This project builds a recommender system that can learn from historical observed network metrics and predict network performance as well as recommend network profiles for better performance and easier network management.
There are many factors that can affect performance of a network. Factors can be internal or external to network endpoints or network routers/switches. Interactions among various factors are complicated. It is hard to well define the relationship among the factors mathematically. How to manage performance of a network in a predictable manner thus has been a big challenge to vendors of network equipments.
The idea behind the recommender is simple. It uses a unsupervised machine learning algorithm to cluster similar network performance metrics to a number of "performance profiles" and uses a Collaborative Filtering algorithm to learn latent factors betwwen the profiles and network endpoints, then to predict and recommend missing 'users-items' or 'endpoints-profiles' entries.
Training of the recommender system take place in two phases:
-
The first phase uses KMeans Clustering to group network peformance metrics observed on thousands of network endpoints to K performance profiles (K = 99999)
-
The second phase trains an Alternate Least Square (ALS) model using the same network data set as in the first phase by mapping network endpoints to 'users', mapping network performance profiles to 'items' and mapping observed effective network throughput (eg., PHY rates) to 'ratings'.

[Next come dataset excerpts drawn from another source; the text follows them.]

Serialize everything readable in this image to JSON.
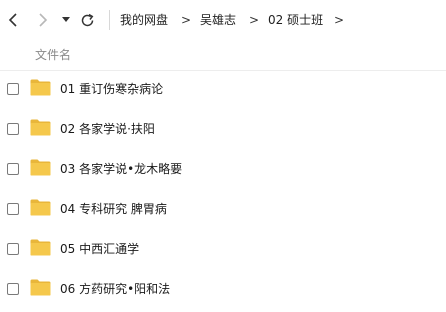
{
  "breadcrumb": {
    "items": [
      "我的网盘",
      "吴雄志",
      "02 硕士班"
    ],
    "separator": ">"
  },
  "header": {
    "column_name": "文件名"
  },
  "files": [
    {
      "name": "01 重订伤寒杂病论",
      "icon": "folder-icon"
    },
    {
      "name": "02 各家学说·扶阳",
      "icon": "folder-icon"
    },
    {
      "name": "03 各家学说•龙木略要",
      "icon": "folder-icon"
    },
    {
      "name": "04 专科研究 脾胃病",
      "icon": "folder-icon"
    },
    {
      "name": "05 中西汇通学",
      "icon": "folder-icon"
    },
    {
      "name": "06 方药研究•阳和法",
      "icon": "folder-icon"
    }
  ],
  "colors": {
    "folder": "#f5c84c",
    "folder_tab": "#e9b63a"
  }
}
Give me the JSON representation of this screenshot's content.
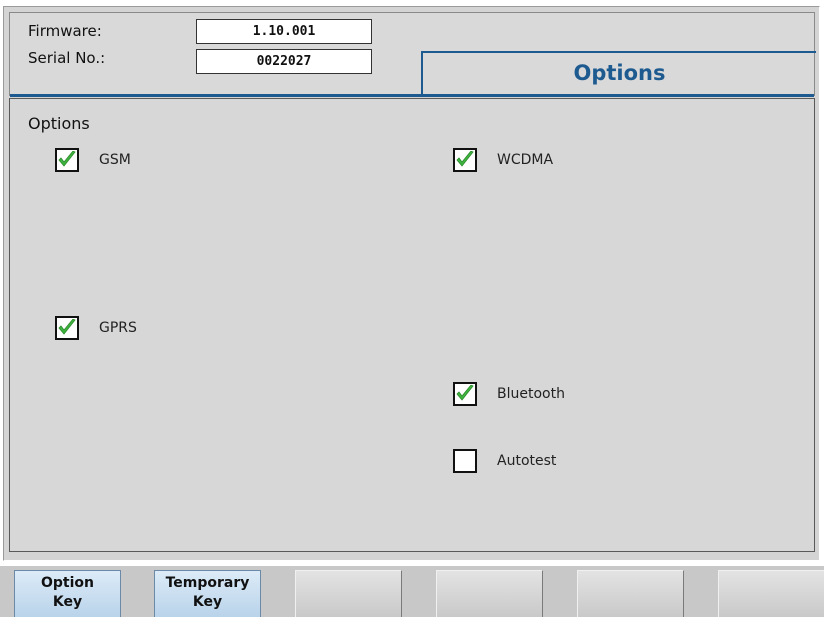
{
  "info": {
    "firmware_label": "Firmware:",
    "firmware_value": "1.10.001",
    "serial_label": "Serial No.:",
    "serial_value": "0022027"
  },
  "page_title": "Options",
  "section_heading": "Options",
  "options": {
    "gsm": {
      "label": "GSM",
      "checked": true
    },
    "wcdma": {
      "label": "WCDMA",
      "checked": true
    },
    "gprs": {
      "label": "GPRS",
      "checked": true
    },
    "bluetooth": {
      "label": "Bluetooth",
      "checked": true
    },
    "autotest": {
      "label": "Autotest",
      "checked": false
    }
  },
  "softkeys": [
    {
      "line1": "Option",
      "line2": "Key"
    },
    {
      "line1": "Temporary",
      "line2": "Key"
    },
    {
      "line1": "",
      "line2": ""
    },
    {
      "line1": "",
      "line2": ""
    },
    {
      "line1": "",
      "line2": ""
    },
    {
      "line1": "",
      "line2": ""
    }
  ],
  "colors": {
    "accent": "#1d5a8f",
    "check": "#3fb43f",
    "active_softkey": "#c6dcef"
  }
}
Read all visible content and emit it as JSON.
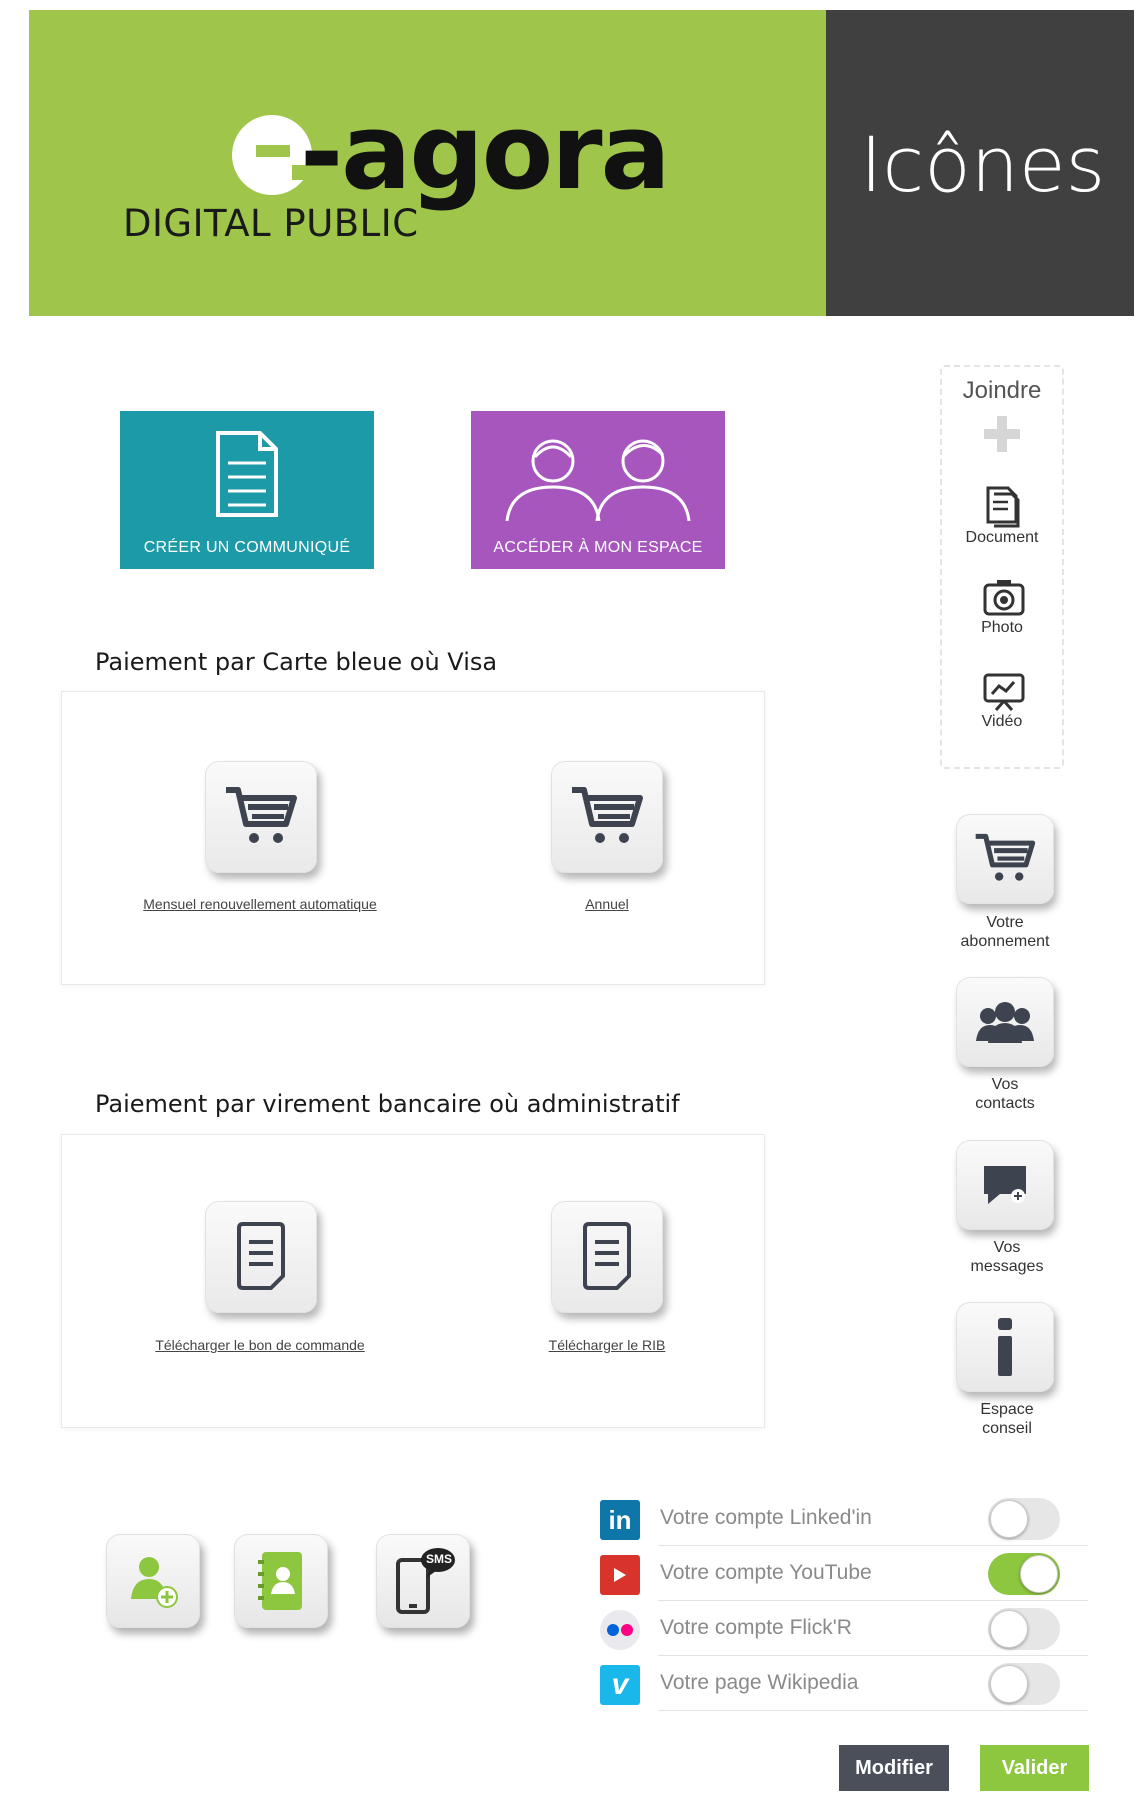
{
  "header": {
    "logo_word": "-agora",
    "logo_sub": "DIGITAL PUBLIC",
    "title": "Icônes"
  },
  "tiles": [
    {
      "label": "CRÉER UN COMMUNIQUÉ",
      "icon": "document-icon",
      "color": "#1c9aa8"
    },
    {
      "label": "ACCÉDER À MON ESPACE",
      "icon": "users-icon",
      "color": "#a656bd"
    }
  ],
  "card_payment": {
    "title": "Paiement par Carte bleue où Visa",
    "options": [
      {
        "label": "Mensuel renouvellement automatique",
        "icon": "cart-icon"
      },
      {
        "label": "Annuel",
        "icon": "cart-icon"
      }
    ]
  },
  "transfer_payment": {
    "title": "Paiement par virement bancaire où administratif",
    "options": [
      {
        "label": "Télécharger le bon de commande",
        "icon": "document-icon"
      },
      {
        "label": "Télécharger le RIB",
        "icon": "document-icon"
      }
    ]
  },
  "joindre": {
    "title": "Joindre",
    "items": [
      {
        "label": "Document",
        "icon": "document-icon"
      },
      {
        "label": "Photo",
        "icon": "camera-icon"
      },
      {
        "label": "Vidéo",
        "icon": "video-icon"
      }
    ]
  },
  "side_menu": [
    {
      "line1": "Votre",
      "line2": "abonnement",
      "icon": "cart-icon"
    },
    {
      "line1": "Vos",
      "line2": "contacts",
      "icon": "group-icon"
    },
    {
      "line1": "Vos",
      "line2": "messages",
      "icon": "chat-icon"
    },
    {
      "line1": "Espace",
      "line2": "conseil",
      "icon": "info-icon"
    }
  ],
  "contact_icons": [
    "add-user-icon",
    "address-book-icon",
    "sms-phone-icon"
  ],
  "contact_badge": "SMS",
  "social": [
    {
      "label": "Votre compte Linked'in",
      "icon": "linkedin-icon",
      "badge": "in",
      "enabled": false
    },
    {
      "label": "Votre compte YouTube",
      "icon": "youtube-icon",
      "enabled": true
    },
    {
      "label": "Votre compte Flick'R",
      "icon": "flickr-icon",
      "enabled": false
    },
    {
      "label": "Votre page Wikipedia",
      "icon": "vimeo-icon",
      "badge": "v",
      "enabled": false
    }
  ],
  "actions": {
    "modify": "Modifier",
    "validate": "Valider"
  },
  "colors": {
    "accent_green": "#8dc63f",
    "header_green": "#9fc54a",
    "header_dark": "#404040",
    "teal": "#1c9aa8",
    "purple": "#a656bd"
  }
}
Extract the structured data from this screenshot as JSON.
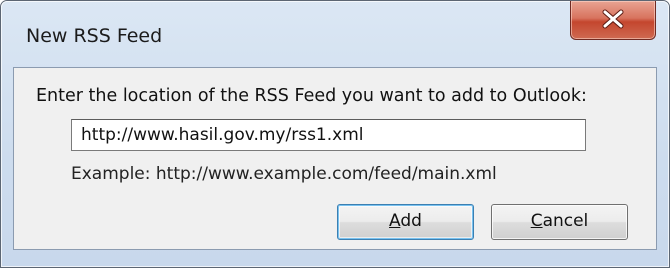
{
  "dialog": {
    "title": "New RSS Feed",
    "close_symbol": "X"
  },
  "form": {
    "prompt": "Enter the location of the RSS Feed you want to add to Outlook:",
    "url_value": "http://www.hasil.gov.my/rss1.xml",
    "example": "Example: http://www.example.com/feed/main.xml"
  },
  "buttons": {
    "add": {
      "mnemonic": "A",
      "rest": "dd"
    },
    "cancel": {
      "mnemonic": "C",
      "rest": "ancel"
    }
  },
  "icons": {
    "close": "close-icon"
  },
  "colors": {
    "close_button": "#c4462e",
    "default_button_border": "#3c7fb1"
  }
}
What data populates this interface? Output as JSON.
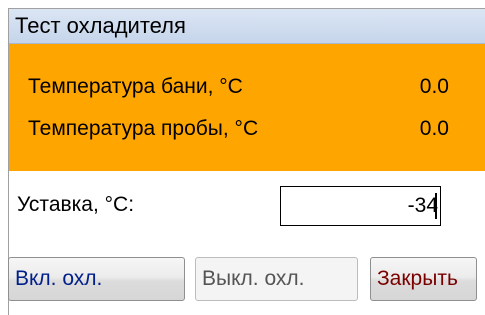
{
  "window": {
    "title": "Тест охладителя"
  },
  "readings": [
    {
      "label": "Температура бани, °C",
      "value": "0.0"
    },
    {
      "label": "Температура пробы, °C",
      "value": "0.0"
    }
  ],
  "setpoint": {
    "label": "Уставка, °C:",
    "value": "-34"
  },
  "buttons": {
    "cooling_on": "Вкл. охл.",
    "cooling_off": "Выкл. охл.",
    "close": "Закрыть"
  },
  "colors": {
    "readings_background": "#ffa500",
    "titlebar": "#c6d5eb",
    "cooling_on_text": "#001f8a",
    "close_text": "#7a0000",
    "disabled_text": "#555555"
  }
}
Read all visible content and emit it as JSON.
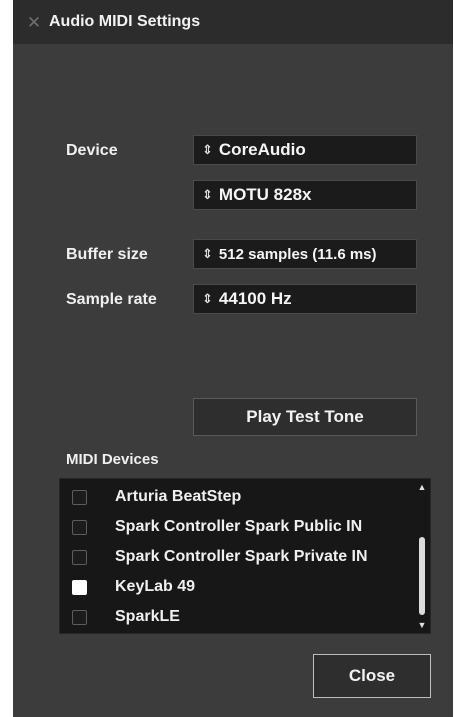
{
  "window": {
    "title": "Audio MIDI Settings",
    "close_icon": "✕"
  },
  "settings": {
    "device_label": "Device",
    "device_type": "CoreAudio",
    "device_name": "MOTU 828x",
    "buffer_label": "Buffer size",
    "buffer_value": "512 samples (11.6 ms)",
    "rate_label": "Sample rate",
    "rate_value": "44100 Hz",
    "select_arrows": "⇕"
  },
  "test_tone_button": "Play Test Tone",
  "midi": {
    "label": "MIDI Devices",
    "devices": [
      {
        "name": "Arturia BeatStep",
        "checked": false
      },
      {
        "name": "Spark Controller Spark Public IN",
        "checked": false
      },
      {
        "name": "Spark Controller Spark Private IN",
        "checked": false
      },
      {
        "name": "KeyLab 49",
        "checked": true
      },
      {
        "name": "SparkLE",
        "checked": false
      }
    ]
  },
  "close_button": "Close"
}
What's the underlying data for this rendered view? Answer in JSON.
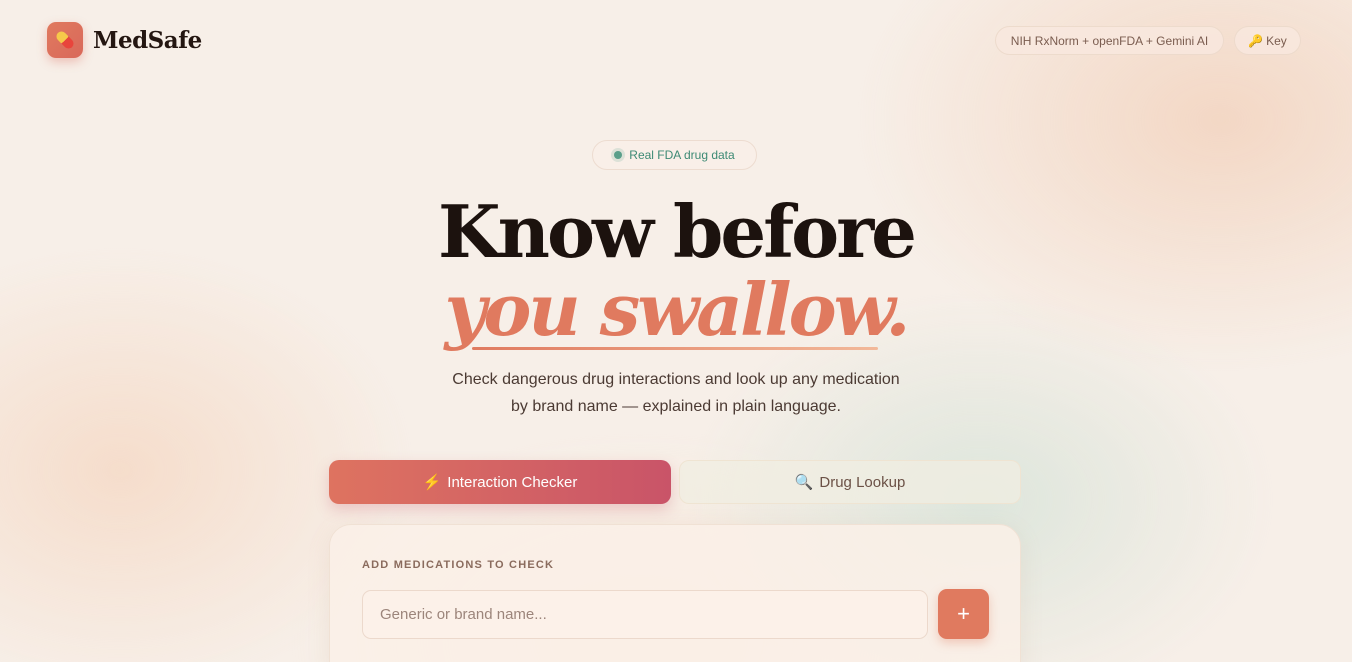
{
  "header": {
    "brand": "MedSafe",
    "logo_icon": "pill-icon",
    "sources_badge": "NIH RxNorm + openFDA + Gemini AI",
    "key_button": {
      "icon": "key-icon",
      "icon_glyph": "🔑",
      "label": "Key"
    }
  },
  "hero": {
    "status_badge": "Real FDA drug data",
    "headline_line1": "Know before",
    "headline_line2": "you swallow.",
    "subtitle_line1": "Check dangerous drug interactions and look up any medication",
    "subtitle_line2": "by brand name — explained in plain language."
  },
  "tabs": [
    {
      "icon": "lightning-icon",
      "icon_glyph": "⚡",
      "label": "Interaction Checker",
      "active": true
    },
    {
      "icon": "search-icon",
      "icon_glyph": "🔍",
      "label": "Drug Lookup",
      "active": false
    }
  ],
  "checker": {
    "section_label": "ADD MEDICATIONS TO CHECK",
    "input_placeholder": "Generic or brand name...",
    "input_value": "",
    "add_button_label": "+"
  },
  "colors": {
    "accent": "#e07a5f",
    "accent_dark": "#c95468",
    "status_green": "#5a9f8a",
    "text_dark": "#1c120e"
  }
}
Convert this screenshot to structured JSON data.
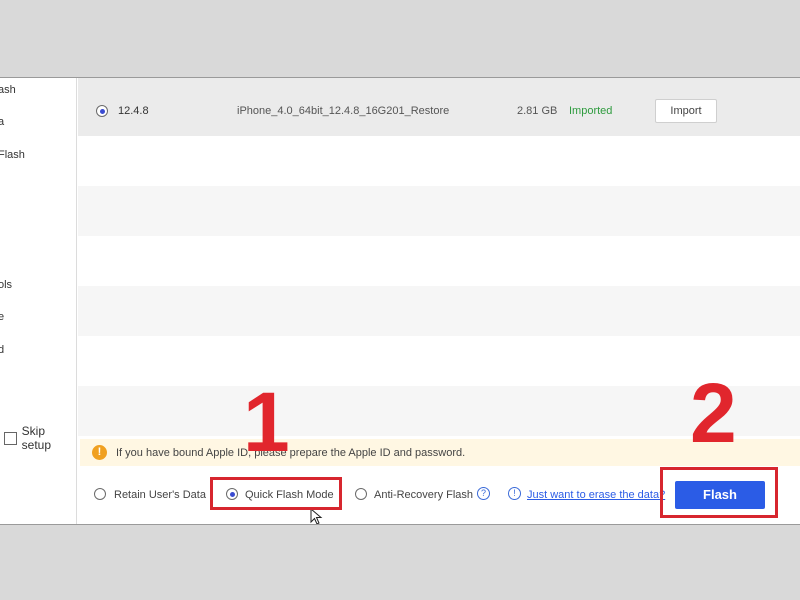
{
  "sidebar": {
    "items": [
      "ash",
      "a",
      "Flash",
      "ols",
      "e",
      "d"
    ],
    "skip_setup": "Skip setup"
  },
  "firmware": {
    "version": "12.4.8",
    "file": "iPhone_4.0_64bit_12.4.8_16G201_Restore",
    "size": "2.81 GB",
    "status": "Imported",
    "import_label": "Import"
  },
  "notice": {
    "icon": "!",
    "text": "If you have bound Apple ID, please prepare the Apple ID and password."
  },
  "options": {
    "retain": "Retain User's Data",
    "quick": "Quick Flash Mode",
    "anti": "Anti-Recovery Flash",
    "help_icon": "?",
    "info_icon": "!",
    "erase_link": "Just want to erase the data?",
    "selected": "Quick Flash Mode"
  },
  "flash_label": "Flash",
  "annotations": {
    "step1": "1",
    "step2": "2"
  },
  "colors": {
    "accent": "#2b5ce6",
    "imported": "#2e9b3e",
    "annotation": "#e1262d",
    "link": "#2b5ce6"
  }
}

The project has two different implementations:
- One is implemented in Python based on Spark PySpark and Spark ML
- Another is implemented in C++ based on Intel Data Analytics Acceleration Library (DAAL) and MPI for scalable distributed analytics
- The Python implementation is provided in a Jupyter notebook. It requires Jupyter Notebook.
- The C++ implementations requires GNU C++11, MPICH library (or OpenMPI or Intel MPI) and Intel DAAL.
Both implementations uses the same set of data samples. To run the same code on multiple distributed nodes, a network file system like NFS or Samba or a distributed file system like HDFS, GlusterFS or CephFS is required to access networked or distributed data files.
This project is released under the MIT License.